Record number of strikeouts a result of A's youth

Record number of strikeouts a result of A's youth

NEW YORK -- An era ago, it would've been a telltale sign of futility. Now, it's just another stat that comes out in the wash. The A's are thriving in the second half despite striking out more often than any of their peers, and they have a chance to set the all-time American League record for strikeouts.

Oakland has already whiffed a franchise-record 1,288 times and can set the all-time league mark by striking out 36 times in their final 11 games. And if the recent returns are any indication, they might do it going away, as the A's struck out 100 times in their last nine games alone.

Oakland manager Bob Melvin said Saturday that his team can live with the strikeouts as long as it's hitting for power, and Oakland has had success in that regard this season. Entering Saturday, the A's were second in the AL in homers (90) and tied for second with 318 runs scored since the All-Star break. They then hit four homers and scored nine runs in a 14-inning loss.

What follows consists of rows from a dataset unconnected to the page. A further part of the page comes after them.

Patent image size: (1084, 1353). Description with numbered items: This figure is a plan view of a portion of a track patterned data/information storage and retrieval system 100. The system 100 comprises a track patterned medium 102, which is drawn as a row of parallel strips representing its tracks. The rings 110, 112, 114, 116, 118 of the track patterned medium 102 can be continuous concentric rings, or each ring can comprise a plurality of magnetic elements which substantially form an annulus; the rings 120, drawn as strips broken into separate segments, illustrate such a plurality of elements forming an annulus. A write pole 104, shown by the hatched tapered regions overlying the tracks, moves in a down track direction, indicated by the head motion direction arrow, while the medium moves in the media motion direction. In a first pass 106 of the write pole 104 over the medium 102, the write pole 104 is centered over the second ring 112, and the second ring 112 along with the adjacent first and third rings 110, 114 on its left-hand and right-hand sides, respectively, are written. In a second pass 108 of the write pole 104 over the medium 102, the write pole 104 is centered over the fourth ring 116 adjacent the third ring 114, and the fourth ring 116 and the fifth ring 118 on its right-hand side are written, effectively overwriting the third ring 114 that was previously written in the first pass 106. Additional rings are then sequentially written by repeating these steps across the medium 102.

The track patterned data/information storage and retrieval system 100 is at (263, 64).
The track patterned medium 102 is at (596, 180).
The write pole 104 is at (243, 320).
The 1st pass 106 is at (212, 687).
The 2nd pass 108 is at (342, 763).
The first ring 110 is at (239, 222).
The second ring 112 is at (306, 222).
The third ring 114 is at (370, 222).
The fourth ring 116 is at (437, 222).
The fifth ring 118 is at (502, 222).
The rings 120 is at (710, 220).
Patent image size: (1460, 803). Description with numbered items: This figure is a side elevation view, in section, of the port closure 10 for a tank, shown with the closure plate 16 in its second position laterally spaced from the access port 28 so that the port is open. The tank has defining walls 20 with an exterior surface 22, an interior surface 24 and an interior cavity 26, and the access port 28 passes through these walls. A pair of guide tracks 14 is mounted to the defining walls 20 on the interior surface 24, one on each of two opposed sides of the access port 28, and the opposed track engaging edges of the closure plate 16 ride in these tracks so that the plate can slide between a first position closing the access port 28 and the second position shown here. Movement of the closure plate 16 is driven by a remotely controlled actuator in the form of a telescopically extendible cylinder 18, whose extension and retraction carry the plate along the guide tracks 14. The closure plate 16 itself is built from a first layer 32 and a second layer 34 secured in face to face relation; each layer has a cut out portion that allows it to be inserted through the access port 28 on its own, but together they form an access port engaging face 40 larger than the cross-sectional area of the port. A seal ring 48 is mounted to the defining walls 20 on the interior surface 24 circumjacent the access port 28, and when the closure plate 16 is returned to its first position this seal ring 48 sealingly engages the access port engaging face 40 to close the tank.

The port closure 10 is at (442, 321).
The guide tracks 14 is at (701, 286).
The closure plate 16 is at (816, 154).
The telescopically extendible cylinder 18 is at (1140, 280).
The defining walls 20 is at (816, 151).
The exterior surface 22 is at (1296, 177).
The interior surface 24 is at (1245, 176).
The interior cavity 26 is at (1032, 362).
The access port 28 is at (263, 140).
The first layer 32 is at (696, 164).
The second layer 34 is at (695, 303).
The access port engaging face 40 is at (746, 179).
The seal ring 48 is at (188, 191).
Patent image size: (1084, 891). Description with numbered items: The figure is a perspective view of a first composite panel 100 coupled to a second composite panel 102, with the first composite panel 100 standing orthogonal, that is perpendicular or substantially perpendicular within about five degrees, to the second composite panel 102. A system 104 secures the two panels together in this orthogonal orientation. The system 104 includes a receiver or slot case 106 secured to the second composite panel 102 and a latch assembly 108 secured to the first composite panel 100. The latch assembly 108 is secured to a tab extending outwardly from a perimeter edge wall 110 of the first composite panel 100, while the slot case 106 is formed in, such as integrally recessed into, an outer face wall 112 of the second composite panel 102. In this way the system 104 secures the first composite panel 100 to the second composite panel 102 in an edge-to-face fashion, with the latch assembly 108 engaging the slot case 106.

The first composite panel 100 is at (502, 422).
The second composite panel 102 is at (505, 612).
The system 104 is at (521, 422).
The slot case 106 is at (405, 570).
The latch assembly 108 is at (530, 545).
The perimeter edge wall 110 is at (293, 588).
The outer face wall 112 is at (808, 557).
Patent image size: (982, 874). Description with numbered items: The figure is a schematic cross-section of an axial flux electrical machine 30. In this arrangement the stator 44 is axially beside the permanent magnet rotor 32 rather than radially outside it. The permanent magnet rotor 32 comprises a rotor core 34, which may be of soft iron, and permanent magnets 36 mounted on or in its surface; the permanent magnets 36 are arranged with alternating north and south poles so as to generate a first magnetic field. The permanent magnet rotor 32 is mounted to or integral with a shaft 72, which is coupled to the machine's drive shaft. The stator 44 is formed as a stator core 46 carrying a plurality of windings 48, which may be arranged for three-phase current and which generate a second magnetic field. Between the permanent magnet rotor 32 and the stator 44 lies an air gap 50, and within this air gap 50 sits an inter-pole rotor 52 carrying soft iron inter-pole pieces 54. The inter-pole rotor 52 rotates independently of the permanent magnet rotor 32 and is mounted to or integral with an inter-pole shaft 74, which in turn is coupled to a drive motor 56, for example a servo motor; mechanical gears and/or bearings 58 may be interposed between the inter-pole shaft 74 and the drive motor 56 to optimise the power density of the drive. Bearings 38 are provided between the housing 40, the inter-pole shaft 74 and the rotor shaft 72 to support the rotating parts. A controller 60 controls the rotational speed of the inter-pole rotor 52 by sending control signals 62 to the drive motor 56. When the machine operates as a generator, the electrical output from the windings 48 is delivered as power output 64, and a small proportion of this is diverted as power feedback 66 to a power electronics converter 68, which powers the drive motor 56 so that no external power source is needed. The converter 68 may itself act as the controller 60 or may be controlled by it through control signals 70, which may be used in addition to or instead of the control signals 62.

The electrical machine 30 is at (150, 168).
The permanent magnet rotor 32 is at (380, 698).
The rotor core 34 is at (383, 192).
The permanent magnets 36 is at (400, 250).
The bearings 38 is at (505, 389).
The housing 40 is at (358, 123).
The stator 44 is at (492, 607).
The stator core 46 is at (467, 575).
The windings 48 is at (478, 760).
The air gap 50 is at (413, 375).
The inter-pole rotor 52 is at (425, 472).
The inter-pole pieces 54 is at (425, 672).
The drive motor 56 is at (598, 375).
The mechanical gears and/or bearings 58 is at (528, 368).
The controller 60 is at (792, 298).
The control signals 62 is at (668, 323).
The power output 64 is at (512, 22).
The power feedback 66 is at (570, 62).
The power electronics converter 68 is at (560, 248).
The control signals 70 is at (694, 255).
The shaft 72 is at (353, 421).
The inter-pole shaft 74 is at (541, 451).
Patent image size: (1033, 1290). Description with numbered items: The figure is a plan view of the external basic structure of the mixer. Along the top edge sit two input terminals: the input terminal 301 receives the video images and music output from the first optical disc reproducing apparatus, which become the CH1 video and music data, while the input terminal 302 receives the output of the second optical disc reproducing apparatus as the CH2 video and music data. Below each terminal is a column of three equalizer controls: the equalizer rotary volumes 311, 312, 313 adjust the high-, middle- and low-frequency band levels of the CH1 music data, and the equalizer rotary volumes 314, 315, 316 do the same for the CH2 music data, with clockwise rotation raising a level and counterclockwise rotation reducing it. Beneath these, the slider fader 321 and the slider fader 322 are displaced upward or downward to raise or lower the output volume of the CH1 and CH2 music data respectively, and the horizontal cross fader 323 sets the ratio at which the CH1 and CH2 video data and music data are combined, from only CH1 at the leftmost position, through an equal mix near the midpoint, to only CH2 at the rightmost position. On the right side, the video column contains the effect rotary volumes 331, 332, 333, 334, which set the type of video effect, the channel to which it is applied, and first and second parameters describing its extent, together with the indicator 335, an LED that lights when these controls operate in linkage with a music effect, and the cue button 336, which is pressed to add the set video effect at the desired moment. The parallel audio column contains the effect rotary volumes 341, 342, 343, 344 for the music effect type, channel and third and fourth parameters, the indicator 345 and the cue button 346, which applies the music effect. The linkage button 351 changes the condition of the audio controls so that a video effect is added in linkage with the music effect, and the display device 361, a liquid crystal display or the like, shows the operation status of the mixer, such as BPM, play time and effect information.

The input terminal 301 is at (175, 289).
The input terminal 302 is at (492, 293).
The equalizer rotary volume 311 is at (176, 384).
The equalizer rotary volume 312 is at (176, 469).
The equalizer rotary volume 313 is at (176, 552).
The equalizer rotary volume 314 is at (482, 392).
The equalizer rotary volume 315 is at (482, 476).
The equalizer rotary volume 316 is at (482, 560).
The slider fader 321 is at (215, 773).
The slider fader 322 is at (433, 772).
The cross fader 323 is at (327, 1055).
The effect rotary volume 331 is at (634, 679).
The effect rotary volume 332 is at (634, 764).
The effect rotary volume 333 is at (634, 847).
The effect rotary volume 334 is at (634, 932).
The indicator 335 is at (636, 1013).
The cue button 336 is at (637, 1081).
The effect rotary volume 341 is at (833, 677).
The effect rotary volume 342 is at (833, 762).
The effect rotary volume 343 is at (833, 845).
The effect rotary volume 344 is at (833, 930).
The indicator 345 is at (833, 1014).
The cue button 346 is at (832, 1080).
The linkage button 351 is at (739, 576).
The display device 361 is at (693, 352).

"We're aware that we do strike out from time to time," said Melvin in response to a question about the league record. "But we don't solely rely on the homer. Especially when Coco [Crisp] is in the lineup, we do steal some bases. We haven't as much as we were earlier in the season based on the fact that we are hitting homers now. We want to make sure that when we run, it's the proper time to run."

Crisp has been sidelined by a case of pinkeye the last few days, and Melvin said he's uncertain when the veteran outfielder will be able to get back in the lineup. The A's will continue to grind out games with one of the youngest rosters in the league over the final two weeks of the regular season.

Oakland has used 18 rookies this season -- second in the Majors to the Cubs (20) -- and currently has 14 first-year players on the roster. But Melvin prefers to stress the positives, and he knows that his team is in contention despite its strikeout problems and because of its resiliency at the plate.

"It's something we're going to try to get better at," he said. "We do have quite a few guys -- and quite a few younger guys -- that are striking out, but I don't think it's been something psychological that has bothered us to where it's affecting how we play. It's just something we're living with, and every team has some deficiencies. That's ours right now, but we'll continue to stay positive and work around it."